Maka, wajar belaka bila banyak yang kecewa Demi Terdapat kepala daerah baper ketika disapa dengan Julukan maneh atau ‘Engkau’. Sang kepala daerah mempersoalkan sapaan, bukan substansi kritik yang disampaikan. Ia baper. Terlalu sensitif.

Menyaksikan Muhammad Sabil Fadhillah, guru honorer di Cirebon, dipecat oleh yayasan tempat ia mengajar gara-gara mengkritik Gubernur Jawa Barat Ridwan Kamil di Instagram, hati ini menjadi kecut. Sabil secara terbuka mengomentari unggahan video Ridwan Kamil Demi pemberian hadiah kepada anak SMP yang patungan Demi membelikan sepatu bagi temannya.
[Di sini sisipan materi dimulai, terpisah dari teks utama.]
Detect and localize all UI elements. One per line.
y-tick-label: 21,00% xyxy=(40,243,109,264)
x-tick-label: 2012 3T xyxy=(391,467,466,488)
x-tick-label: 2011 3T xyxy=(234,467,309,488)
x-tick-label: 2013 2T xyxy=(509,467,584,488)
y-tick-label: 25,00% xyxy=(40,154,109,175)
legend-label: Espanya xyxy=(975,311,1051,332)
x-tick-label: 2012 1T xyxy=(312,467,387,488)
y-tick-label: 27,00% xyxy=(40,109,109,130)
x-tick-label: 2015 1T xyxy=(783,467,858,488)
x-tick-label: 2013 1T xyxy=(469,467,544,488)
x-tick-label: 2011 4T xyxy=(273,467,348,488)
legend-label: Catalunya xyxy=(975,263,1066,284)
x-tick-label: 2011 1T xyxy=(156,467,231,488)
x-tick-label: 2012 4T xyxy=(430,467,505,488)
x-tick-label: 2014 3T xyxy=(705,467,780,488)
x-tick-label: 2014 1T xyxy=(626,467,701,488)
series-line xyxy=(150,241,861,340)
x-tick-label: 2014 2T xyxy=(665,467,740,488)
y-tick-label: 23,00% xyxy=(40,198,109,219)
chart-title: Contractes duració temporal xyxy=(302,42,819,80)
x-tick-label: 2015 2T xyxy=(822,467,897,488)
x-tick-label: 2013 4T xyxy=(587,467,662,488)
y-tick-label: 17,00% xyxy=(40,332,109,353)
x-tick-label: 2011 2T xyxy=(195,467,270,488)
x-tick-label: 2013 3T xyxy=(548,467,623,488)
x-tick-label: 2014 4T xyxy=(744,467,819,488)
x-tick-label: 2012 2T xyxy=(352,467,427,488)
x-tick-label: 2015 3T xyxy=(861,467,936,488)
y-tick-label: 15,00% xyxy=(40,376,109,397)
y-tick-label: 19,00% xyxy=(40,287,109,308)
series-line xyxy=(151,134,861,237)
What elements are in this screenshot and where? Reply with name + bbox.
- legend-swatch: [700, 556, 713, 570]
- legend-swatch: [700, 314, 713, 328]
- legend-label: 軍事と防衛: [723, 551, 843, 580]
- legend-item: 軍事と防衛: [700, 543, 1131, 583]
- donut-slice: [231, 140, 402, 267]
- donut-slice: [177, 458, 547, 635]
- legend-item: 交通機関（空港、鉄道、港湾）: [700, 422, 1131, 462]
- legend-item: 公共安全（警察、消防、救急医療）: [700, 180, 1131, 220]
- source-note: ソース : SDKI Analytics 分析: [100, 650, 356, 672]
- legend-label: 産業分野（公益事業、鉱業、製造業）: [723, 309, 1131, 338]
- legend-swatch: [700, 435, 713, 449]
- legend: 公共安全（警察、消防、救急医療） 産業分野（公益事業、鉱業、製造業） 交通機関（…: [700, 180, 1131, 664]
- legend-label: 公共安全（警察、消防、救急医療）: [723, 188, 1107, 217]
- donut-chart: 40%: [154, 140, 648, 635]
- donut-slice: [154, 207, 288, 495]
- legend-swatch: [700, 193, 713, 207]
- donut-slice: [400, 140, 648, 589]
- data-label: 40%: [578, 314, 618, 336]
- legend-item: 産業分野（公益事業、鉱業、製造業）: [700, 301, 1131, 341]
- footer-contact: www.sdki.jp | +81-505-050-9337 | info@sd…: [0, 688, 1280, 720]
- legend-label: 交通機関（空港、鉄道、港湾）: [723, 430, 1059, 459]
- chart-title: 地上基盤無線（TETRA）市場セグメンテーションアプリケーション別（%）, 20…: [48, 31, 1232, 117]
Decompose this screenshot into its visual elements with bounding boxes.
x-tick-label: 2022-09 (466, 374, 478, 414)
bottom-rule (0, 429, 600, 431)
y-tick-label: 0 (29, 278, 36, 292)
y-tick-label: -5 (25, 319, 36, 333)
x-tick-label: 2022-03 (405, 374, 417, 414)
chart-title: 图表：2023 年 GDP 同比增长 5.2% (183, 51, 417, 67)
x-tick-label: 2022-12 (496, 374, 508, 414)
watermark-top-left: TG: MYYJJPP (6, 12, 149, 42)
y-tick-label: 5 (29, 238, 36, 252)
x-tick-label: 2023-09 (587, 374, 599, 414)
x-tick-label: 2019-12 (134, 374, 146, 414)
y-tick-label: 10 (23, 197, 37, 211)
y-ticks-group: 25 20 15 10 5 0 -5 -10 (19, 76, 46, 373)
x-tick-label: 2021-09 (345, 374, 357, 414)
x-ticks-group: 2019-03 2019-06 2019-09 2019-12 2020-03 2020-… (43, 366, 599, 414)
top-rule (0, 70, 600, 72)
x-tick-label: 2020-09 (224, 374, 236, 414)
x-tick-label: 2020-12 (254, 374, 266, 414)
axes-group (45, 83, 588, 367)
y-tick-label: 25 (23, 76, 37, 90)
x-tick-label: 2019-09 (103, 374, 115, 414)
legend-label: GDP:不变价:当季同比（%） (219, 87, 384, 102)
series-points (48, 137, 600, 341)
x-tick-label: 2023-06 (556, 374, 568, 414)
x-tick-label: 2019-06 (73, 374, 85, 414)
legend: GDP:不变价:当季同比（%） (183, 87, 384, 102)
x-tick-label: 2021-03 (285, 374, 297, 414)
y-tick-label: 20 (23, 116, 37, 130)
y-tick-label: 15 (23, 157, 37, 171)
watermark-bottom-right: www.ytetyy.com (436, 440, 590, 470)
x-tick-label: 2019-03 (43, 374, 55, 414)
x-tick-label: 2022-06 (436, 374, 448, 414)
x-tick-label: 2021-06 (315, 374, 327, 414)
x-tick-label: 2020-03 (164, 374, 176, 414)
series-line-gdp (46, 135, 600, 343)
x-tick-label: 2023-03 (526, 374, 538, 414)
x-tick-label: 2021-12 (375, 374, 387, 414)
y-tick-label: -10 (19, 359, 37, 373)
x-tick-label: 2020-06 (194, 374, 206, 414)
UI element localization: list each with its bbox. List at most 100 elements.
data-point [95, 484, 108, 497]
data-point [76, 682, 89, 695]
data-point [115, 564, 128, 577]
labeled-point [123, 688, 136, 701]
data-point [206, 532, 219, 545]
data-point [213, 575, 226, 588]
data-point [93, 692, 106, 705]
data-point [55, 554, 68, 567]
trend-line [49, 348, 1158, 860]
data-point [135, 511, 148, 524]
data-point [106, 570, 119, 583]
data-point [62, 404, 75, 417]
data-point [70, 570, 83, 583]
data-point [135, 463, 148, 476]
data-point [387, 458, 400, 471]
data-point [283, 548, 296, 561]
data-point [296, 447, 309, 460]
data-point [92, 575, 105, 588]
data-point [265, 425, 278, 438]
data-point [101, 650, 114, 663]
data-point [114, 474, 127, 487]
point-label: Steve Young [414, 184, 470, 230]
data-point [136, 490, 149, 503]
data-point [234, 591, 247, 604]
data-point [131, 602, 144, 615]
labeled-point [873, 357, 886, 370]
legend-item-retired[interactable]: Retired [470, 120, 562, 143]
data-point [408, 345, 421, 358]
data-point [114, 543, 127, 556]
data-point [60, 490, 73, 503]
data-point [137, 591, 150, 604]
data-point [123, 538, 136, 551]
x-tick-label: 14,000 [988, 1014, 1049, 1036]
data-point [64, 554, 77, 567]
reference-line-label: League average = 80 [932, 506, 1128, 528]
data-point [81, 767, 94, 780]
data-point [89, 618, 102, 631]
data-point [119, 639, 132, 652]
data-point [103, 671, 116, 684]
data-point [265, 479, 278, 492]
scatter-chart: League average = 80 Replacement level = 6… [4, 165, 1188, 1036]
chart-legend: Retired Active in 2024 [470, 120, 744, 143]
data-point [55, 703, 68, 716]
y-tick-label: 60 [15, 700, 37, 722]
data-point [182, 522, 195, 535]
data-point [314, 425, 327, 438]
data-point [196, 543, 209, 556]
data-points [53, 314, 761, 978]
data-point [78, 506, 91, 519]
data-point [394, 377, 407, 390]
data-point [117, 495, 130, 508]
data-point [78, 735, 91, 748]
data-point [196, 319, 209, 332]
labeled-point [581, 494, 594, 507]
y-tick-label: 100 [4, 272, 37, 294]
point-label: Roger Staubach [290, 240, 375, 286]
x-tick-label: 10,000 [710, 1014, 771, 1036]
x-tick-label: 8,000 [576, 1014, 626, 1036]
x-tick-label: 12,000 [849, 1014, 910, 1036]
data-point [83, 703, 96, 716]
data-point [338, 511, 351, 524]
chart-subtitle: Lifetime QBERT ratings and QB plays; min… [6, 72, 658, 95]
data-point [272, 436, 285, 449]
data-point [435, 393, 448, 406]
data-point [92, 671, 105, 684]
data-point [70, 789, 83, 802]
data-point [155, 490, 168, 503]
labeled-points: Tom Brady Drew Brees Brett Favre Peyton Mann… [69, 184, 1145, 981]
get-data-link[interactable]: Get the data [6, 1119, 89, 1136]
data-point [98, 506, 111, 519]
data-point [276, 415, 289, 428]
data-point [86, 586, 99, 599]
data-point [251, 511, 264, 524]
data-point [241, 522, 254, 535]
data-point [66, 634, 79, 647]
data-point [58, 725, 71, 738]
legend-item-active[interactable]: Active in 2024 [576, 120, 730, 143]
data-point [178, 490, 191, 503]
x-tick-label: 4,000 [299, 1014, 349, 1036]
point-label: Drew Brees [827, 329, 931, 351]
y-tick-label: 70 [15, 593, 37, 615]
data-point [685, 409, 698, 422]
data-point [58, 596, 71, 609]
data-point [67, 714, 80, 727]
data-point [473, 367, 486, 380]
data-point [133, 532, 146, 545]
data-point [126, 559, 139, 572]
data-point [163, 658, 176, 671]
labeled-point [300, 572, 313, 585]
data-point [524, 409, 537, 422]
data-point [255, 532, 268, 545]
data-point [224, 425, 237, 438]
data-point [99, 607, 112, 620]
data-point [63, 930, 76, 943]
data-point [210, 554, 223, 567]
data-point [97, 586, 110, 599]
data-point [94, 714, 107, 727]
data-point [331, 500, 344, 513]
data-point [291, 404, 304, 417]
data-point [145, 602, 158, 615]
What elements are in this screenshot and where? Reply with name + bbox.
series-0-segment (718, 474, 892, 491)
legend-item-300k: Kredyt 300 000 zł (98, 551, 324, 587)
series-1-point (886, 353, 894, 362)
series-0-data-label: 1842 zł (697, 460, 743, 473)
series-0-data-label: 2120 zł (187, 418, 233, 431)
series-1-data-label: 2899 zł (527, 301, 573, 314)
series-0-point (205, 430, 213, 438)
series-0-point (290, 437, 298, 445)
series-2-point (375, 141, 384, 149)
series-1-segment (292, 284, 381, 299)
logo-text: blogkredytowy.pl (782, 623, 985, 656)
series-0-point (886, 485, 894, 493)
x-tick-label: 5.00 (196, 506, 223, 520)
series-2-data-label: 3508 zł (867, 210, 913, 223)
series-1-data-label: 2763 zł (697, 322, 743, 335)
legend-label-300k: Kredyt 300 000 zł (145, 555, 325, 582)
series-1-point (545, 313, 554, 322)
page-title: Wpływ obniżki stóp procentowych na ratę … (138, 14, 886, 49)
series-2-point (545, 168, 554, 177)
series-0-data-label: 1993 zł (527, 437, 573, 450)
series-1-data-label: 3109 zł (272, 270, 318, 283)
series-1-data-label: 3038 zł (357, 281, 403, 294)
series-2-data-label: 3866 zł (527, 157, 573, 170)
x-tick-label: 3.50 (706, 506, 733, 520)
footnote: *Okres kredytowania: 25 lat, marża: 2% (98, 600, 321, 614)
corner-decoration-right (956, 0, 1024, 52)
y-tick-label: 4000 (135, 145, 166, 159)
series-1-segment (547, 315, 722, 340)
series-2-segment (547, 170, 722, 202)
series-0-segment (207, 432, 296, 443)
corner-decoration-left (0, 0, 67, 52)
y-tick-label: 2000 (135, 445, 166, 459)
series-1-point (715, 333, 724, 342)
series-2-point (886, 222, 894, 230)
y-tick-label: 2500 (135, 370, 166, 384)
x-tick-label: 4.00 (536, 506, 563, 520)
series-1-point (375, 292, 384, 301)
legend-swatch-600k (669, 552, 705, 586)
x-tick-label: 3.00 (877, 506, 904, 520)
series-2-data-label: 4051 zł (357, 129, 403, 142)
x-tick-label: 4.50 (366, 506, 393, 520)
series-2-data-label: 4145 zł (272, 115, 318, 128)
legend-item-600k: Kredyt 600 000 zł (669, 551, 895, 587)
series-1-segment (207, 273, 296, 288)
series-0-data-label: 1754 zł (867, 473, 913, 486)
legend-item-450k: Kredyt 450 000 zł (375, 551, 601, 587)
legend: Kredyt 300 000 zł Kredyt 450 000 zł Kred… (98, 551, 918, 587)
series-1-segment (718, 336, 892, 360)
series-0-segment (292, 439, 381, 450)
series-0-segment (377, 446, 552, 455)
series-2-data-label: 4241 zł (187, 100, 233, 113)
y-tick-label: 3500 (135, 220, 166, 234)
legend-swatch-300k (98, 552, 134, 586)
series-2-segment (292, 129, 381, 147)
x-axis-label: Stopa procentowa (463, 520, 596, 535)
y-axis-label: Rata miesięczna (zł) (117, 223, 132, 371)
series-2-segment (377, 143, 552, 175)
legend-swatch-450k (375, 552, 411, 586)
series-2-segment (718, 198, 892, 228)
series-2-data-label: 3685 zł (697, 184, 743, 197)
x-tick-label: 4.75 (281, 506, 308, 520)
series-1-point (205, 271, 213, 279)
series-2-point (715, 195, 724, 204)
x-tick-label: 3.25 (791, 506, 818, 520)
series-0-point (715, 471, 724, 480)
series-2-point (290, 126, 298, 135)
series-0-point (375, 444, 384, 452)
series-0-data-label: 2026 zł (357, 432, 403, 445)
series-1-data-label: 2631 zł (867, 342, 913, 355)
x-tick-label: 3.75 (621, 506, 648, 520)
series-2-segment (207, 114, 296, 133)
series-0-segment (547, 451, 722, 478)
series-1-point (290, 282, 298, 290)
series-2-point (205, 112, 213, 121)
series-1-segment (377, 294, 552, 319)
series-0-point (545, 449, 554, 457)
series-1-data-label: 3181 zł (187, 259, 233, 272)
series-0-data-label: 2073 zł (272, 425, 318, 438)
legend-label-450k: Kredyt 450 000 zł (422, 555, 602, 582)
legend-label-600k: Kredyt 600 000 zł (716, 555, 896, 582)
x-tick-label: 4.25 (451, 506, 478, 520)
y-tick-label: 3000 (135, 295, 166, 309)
Dalam komentarnya, Sabil menyoal jas Rona kuning yang dikenakan Ridwan Kamil. Rona jas itu dinilai identik dengan Rona Partai Golkar, tempat Ridwan Kamil menjadi pengurus di partai tersebut. Sabil lantas bertanya, dalam acara tersebut Ridwan Kamil berposisi sebagai Gubernur Jabar, kader Golkar, ataukah sebagai pribadi.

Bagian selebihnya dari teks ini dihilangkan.